Verwaltungsgerichtshof Kassel

Vorerst keine Rückzahlungspflicht der CoviMedical GmbH

Der für das Gesundheitsrecht zuständige 8. Senat des Hessischen Verwaltungsgerichtshofs hat heute entschieden, dass die Kassenärztliche Vereinigung Hessen einen Rückforderungsanspruch in Höhe von mehr als 56 Mio. Euro vorerst nicht geltend machen kann, weil sie die dafür erforderlichen Voraussetzungen nicht hinreichend geprüft und begründet hat.

Die Antragstellerin, die CoviMedical GmbH, betrieb von Dezember 2020 bis Februar 2023 während der Corona-Pandemie eine Vielzahl an Teststellen in Hessen.

Aufgrund von Auffälligkeiten in der Abrechnungs- und Leistungsdokumentation kamen bei der Kassenärztlichen Vereinigung Hessen Zweifel auf, ob die Antragstellerin die Leistungen ordnungsgemäß erbracht hatte und sie forderte sämtliche Zahlungen in Höhe von 56.375.289,41 Euro zurück.

Dagegen wehrte sich die Antragstellerin mit einem gerichtlichen Eilantrag, dem das Verwaltungsgericht Gießen teilweise bezüglich der Rückforderung einer Summe in Höhe von 24.970.592,70 Euro für die Monate März 2021 und Mai 2021 stattgab. Hinsichtlich der Rückforderung einer Summe von 31.404.696,71 Euro für die Monate Juli 2021 bis Februar 2023 lehnte es den Antrag ab (10 L 1629/25.GI).

Sowohl die Antragstellerin als auch die Antragsgegnerin haben gegen die Entscheidung Beschwerde eingelegt.
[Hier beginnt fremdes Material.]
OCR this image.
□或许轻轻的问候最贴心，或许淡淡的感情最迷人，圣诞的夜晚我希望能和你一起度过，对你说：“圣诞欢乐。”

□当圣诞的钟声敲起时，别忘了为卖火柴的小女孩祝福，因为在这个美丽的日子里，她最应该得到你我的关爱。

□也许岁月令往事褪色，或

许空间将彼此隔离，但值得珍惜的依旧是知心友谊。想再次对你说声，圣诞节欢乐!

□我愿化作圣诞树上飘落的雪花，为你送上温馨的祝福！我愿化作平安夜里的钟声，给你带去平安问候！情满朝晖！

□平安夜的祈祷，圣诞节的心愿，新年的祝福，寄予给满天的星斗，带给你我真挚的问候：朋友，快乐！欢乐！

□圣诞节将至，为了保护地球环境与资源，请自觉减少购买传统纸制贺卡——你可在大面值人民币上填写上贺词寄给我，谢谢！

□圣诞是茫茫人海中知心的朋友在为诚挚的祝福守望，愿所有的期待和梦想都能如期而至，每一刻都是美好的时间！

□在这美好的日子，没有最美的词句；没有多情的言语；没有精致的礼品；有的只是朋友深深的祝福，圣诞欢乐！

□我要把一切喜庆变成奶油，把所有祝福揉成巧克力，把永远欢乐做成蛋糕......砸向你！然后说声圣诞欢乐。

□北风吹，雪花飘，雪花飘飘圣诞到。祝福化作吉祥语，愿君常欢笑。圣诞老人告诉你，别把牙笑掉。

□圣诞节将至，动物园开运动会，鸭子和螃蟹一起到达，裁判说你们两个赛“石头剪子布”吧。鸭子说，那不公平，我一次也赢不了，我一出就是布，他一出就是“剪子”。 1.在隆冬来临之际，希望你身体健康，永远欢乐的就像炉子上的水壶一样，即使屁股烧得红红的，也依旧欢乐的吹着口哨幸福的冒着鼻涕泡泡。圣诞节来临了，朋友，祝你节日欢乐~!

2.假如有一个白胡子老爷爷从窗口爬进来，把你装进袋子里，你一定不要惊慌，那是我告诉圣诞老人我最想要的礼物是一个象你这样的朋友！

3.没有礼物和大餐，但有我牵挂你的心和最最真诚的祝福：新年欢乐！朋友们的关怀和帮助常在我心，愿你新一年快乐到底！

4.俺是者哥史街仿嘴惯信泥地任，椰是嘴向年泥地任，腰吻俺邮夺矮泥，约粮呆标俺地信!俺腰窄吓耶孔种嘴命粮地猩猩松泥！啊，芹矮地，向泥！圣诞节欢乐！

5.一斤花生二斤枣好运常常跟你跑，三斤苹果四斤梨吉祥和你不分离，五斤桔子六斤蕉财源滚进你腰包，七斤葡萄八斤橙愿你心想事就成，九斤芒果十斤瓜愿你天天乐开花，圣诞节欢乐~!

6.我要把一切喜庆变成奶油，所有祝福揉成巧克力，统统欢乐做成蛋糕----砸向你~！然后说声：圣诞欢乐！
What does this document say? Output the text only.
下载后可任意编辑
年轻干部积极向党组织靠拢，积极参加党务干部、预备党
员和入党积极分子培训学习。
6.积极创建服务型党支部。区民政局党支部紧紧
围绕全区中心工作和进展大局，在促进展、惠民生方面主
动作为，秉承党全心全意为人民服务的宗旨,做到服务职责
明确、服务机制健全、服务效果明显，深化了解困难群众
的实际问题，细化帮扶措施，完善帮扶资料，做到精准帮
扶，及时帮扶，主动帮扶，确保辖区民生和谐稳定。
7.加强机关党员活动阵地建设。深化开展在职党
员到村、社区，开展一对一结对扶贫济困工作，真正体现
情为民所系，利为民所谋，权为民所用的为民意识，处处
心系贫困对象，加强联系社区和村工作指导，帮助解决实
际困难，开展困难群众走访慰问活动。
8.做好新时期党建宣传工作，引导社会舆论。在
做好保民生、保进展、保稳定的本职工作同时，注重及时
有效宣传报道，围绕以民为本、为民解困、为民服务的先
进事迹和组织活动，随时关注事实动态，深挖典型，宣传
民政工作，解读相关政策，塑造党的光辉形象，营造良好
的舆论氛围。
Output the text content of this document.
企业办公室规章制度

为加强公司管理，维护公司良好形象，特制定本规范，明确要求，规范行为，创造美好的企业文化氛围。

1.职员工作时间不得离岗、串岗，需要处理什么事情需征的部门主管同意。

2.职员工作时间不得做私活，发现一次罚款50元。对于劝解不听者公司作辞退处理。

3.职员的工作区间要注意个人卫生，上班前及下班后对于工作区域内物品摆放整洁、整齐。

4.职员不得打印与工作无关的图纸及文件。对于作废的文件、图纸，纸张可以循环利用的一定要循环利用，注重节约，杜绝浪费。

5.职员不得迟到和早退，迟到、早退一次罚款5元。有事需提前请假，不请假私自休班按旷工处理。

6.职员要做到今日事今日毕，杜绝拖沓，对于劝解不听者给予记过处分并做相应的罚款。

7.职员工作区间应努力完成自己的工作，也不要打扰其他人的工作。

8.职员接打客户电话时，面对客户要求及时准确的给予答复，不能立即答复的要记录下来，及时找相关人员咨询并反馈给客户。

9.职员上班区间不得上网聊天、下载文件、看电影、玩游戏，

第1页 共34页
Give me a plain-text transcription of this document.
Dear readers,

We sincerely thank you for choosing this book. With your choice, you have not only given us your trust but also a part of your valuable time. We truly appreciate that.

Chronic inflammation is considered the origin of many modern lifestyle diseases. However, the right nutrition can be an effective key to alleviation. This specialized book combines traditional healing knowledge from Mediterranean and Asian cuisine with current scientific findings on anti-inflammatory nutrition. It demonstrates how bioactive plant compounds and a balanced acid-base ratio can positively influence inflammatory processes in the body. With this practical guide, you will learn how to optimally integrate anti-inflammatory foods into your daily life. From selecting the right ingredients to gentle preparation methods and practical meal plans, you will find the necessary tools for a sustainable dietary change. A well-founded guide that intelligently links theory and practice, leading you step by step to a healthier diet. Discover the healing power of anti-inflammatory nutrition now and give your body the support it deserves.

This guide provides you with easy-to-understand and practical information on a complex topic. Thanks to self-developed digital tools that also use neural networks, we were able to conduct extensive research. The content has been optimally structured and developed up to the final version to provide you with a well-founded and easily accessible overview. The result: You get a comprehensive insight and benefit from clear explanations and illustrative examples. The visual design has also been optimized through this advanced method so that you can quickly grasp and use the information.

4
Der für das Gesundheitsrecht zuständige 8. Senat des Hessischen Verwaltungsgerichtshofs hat nunmehr festgestellt, dass die Antragsgegnerin nicht berechtigt war, aufgrund einzelner festgestellter Dokumentations- und Abrechnungsverstöße die vollständige Vergütung pauschal zurückzuverlangen. Nach der Coronavirus-Testverordnung sei die Antragsgegnerin verpflichtet, eine Plausibilitätsprüfung der Abrechnungs- und Leistungsdokumentation durchzuführen. Eine Rückforderung beschränke sich hiernach in zeitlicher Hinsicht auf den von einer Prüfung erfassten Zeitraum und der Höhe nach auf die im Rahmen einer Prüfung festgestellten zu Unrecht vergüteten Anteile der Gesamtleistung. Die Antragsgegnerin habe die Monate März und Mai 2021 aber schon nicht zum Gegenstand ihrer Plausibilitäts- bzw. vertieften Überprüfung gemacht. Für die Monate Juli 2021 bis Februar 2023 habe die Antragsgegnerin im Rahmen ihrer Prüfung nur einzelne Dokumentations- und Abrechnungsverstöße festgestellt, die nicht zur vollständigen Rückforderung berechtigten. Dass es sich bei der teilweise fehlerhaften Dokumentation und Abrechnung der Antragstellerin um ein systematisches Vorgehen handeln und es daher gegebenenfalls nicht erforderlich sein könnte, die Monate Juli 2021 bis Februar 2023 hinreichend auf Plausibilität zu überprüfen, sei angesichts der enormen Anzahl der insgesamt abgerechneten Leistungen von über zwei Millionen Testungen und der vergleichsweise geringen Rügequote im niedrigen Prozentbereich nicht ersichtlich.

Ob und in welchem Umfang die Antragstellerin aufgrund einzelner, tatsächlicher Dokumentations- und Abrechnungsverstöße verpflichtet werden kann, Vergütungen zurückzuerstatten, hatte der Senat angesichts der Pauschalität der Rückforderung nicht zu entscheiden.

Der Beschluss ist im verwaltungsgerichtlichen Instanzenzug nicht anfechtbar.